The Harper Review series in Journal of Ecology was inaugurated in 2016 to give an exciting new dimension to the Journal’s review portfolio. Published annually, these specially commissioned reviews provide the opportunity for a mid-career, established ecologist to provide their own unique insight into the exciting, ground-breaking research that they are involved with. Named in recognition of past BES President (1966-1967) and Journal of Ecology Editorial Board member, the late John L. Harper CBE FRS (1925-2009), these are in-depth, authoritative and broad interest reviews.
Staying true the ‘Harperian’ approach to ecology, these thought provoking and sometimes provocative reviews aim to present an exciting new synthesis which promote discussion and push the field forward.
The 2017 Harper Review is written by Associate Editor Jason Fridley. He discusses the modeling approaches of plant performance in population and ecosystem ecology, as well as looking into how much remains unknown about how plants use energy.

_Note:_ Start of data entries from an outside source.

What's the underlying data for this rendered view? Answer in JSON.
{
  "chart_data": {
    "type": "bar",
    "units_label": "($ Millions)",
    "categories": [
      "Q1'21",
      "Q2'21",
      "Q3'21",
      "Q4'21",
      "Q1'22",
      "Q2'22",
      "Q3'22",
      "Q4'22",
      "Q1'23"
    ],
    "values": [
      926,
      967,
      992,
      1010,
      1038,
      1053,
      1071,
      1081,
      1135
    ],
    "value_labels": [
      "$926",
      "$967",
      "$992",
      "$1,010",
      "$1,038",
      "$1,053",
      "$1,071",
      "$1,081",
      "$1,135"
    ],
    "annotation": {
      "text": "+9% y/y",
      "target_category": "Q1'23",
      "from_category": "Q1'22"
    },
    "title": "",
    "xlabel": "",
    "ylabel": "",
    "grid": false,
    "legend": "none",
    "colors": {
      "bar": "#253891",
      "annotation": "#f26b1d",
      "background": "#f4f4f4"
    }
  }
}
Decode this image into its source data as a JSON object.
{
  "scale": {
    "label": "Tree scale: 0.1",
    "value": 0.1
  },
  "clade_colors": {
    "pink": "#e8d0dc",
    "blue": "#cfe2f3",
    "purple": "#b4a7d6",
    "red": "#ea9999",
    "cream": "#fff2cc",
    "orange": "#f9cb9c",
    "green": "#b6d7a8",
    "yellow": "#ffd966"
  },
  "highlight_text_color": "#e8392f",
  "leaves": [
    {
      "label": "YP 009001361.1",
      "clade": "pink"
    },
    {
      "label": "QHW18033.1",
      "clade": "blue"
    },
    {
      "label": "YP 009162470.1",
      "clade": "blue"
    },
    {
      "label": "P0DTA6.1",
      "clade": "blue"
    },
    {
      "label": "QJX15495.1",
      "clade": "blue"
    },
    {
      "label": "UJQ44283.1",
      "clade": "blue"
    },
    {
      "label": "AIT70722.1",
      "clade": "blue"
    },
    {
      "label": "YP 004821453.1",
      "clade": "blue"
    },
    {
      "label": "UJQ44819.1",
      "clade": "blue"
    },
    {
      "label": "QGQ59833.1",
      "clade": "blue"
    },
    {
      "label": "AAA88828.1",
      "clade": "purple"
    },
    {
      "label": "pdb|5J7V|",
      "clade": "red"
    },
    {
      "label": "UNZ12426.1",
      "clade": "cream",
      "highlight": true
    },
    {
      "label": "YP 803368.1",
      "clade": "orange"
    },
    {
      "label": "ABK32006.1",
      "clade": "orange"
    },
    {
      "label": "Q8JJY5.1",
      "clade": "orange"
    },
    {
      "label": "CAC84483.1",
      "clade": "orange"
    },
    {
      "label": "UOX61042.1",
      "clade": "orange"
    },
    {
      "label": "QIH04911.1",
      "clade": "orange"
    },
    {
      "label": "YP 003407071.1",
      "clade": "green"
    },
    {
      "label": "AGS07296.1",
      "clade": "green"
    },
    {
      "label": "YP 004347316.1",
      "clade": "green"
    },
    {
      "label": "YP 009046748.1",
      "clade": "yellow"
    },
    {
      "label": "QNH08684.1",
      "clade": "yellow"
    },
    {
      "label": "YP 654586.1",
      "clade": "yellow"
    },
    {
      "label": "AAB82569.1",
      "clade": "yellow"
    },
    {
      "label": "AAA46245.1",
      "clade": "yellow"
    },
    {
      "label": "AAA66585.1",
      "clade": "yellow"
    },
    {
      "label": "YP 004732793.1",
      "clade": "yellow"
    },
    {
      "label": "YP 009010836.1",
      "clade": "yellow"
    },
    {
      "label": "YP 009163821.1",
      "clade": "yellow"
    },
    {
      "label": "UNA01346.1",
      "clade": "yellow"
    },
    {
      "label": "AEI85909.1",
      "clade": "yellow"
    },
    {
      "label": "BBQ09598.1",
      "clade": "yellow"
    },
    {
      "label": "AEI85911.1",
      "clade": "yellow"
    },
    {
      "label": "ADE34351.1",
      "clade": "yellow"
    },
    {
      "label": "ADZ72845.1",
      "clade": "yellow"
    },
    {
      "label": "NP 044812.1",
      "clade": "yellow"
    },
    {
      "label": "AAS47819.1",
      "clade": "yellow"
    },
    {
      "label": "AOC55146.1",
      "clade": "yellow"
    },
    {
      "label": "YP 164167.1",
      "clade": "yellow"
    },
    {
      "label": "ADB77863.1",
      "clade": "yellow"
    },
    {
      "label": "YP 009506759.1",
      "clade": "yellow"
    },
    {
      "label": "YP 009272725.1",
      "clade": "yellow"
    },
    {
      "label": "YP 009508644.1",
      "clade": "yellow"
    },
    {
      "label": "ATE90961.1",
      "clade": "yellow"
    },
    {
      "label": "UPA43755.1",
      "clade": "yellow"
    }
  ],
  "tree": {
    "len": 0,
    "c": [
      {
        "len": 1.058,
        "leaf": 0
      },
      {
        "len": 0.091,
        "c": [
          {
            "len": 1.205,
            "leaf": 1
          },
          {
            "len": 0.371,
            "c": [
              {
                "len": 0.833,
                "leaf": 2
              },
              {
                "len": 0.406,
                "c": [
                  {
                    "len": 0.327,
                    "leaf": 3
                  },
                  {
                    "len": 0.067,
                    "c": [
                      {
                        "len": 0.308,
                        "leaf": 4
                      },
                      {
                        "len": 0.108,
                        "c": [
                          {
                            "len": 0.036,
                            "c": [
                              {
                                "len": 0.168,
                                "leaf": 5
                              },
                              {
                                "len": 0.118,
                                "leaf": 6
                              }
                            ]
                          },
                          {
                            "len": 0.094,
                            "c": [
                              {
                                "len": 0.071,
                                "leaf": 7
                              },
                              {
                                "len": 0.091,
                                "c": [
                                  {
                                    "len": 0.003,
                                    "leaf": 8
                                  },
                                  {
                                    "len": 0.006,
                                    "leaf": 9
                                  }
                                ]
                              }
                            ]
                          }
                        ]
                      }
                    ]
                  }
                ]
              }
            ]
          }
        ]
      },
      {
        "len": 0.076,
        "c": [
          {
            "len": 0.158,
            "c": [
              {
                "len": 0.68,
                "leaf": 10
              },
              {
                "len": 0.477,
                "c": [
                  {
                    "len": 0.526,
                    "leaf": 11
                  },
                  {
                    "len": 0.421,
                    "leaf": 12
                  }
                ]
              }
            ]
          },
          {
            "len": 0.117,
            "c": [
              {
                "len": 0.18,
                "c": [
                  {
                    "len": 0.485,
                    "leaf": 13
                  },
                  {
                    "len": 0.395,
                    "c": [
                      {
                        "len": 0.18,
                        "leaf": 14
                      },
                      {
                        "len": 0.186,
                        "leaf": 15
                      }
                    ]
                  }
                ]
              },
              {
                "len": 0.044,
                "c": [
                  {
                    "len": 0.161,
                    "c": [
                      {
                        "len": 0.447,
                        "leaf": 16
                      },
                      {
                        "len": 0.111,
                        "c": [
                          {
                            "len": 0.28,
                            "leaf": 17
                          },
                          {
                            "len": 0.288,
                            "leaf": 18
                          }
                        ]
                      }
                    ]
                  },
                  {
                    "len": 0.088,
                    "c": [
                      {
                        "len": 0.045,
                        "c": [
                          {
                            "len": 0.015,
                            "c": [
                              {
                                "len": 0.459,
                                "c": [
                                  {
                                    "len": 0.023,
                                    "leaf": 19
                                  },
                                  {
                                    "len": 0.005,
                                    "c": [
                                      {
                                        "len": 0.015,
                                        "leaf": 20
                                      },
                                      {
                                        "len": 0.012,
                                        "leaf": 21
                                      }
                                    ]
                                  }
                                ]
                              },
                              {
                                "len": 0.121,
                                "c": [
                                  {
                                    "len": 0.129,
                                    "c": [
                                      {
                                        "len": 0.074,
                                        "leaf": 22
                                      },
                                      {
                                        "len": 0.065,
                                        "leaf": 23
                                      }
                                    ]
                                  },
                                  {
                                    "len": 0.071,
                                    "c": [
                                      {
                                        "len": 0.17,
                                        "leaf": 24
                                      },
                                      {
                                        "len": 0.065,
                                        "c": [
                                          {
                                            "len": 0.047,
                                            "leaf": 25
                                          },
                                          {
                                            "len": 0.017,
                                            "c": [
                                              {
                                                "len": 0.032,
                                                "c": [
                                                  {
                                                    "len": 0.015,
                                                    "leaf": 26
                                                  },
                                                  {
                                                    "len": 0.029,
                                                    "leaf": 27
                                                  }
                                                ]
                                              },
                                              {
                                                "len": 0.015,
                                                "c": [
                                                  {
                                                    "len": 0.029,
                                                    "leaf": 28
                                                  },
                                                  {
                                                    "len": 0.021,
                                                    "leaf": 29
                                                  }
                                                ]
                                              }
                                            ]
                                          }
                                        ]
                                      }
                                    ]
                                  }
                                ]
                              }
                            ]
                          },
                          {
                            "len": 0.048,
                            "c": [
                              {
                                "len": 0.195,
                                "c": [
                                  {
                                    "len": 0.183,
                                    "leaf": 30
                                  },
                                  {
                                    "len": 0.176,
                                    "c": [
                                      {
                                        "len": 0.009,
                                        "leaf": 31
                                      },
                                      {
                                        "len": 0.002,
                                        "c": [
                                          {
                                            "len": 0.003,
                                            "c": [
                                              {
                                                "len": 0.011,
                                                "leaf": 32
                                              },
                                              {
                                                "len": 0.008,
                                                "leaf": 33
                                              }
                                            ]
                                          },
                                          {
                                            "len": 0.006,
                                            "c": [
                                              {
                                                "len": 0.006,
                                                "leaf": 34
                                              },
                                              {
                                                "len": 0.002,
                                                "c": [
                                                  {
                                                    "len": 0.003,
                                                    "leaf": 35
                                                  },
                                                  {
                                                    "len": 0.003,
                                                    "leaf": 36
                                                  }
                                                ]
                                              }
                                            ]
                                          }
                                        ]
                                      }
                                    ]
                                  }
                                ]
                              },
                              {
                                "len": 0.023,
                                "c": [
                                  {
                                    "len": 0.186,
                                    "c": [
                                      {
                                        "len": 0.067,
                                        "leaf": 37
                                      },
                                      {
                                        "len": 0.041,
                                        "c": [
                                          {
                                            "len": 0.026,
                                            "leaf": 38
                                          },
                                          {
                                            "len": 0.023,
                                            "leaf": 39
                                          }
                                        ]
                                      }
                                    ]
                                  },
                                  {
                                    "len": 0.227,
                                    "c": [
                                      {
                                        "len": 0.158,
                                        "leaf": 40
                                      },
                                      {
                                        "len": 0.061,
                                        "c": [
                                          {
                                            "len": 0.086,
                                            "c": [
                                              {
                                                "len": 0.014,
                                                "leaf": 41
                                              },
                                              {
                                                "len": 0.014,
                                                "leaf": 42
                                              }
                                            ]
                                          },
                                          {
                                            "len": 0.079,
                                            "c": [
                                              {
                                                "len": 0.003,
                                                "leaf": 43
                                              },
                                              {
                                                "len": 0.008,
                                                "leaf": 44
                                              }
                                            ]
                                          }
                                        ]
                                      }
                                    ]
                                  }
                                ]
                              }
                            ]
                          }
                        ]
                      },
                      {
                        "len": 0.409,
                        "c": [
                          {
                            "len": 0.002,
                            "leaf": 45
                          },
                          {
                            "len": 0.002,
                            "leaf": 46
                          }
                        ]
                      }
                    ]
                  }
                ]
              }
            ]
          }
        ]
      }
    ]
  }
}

2016: Does the biogeographic origin of species matter? Ecological effects of native and non-native species and the use of origin to guide management
Yvonne M. Buckley and Jane Catford
The 2016 Harper Review is from Journal of Ecology Associate Editor Yvonne Buckley and Jane Catford. They discuss to what extent the origin of non-native species matters when looking at their ecological impact and subsequent management decisions. They conclude that origin effects should feed into a process whereby ecologists work together with managers, policymakers and broader society to guide decisions on how to respond to the effects of non-native species.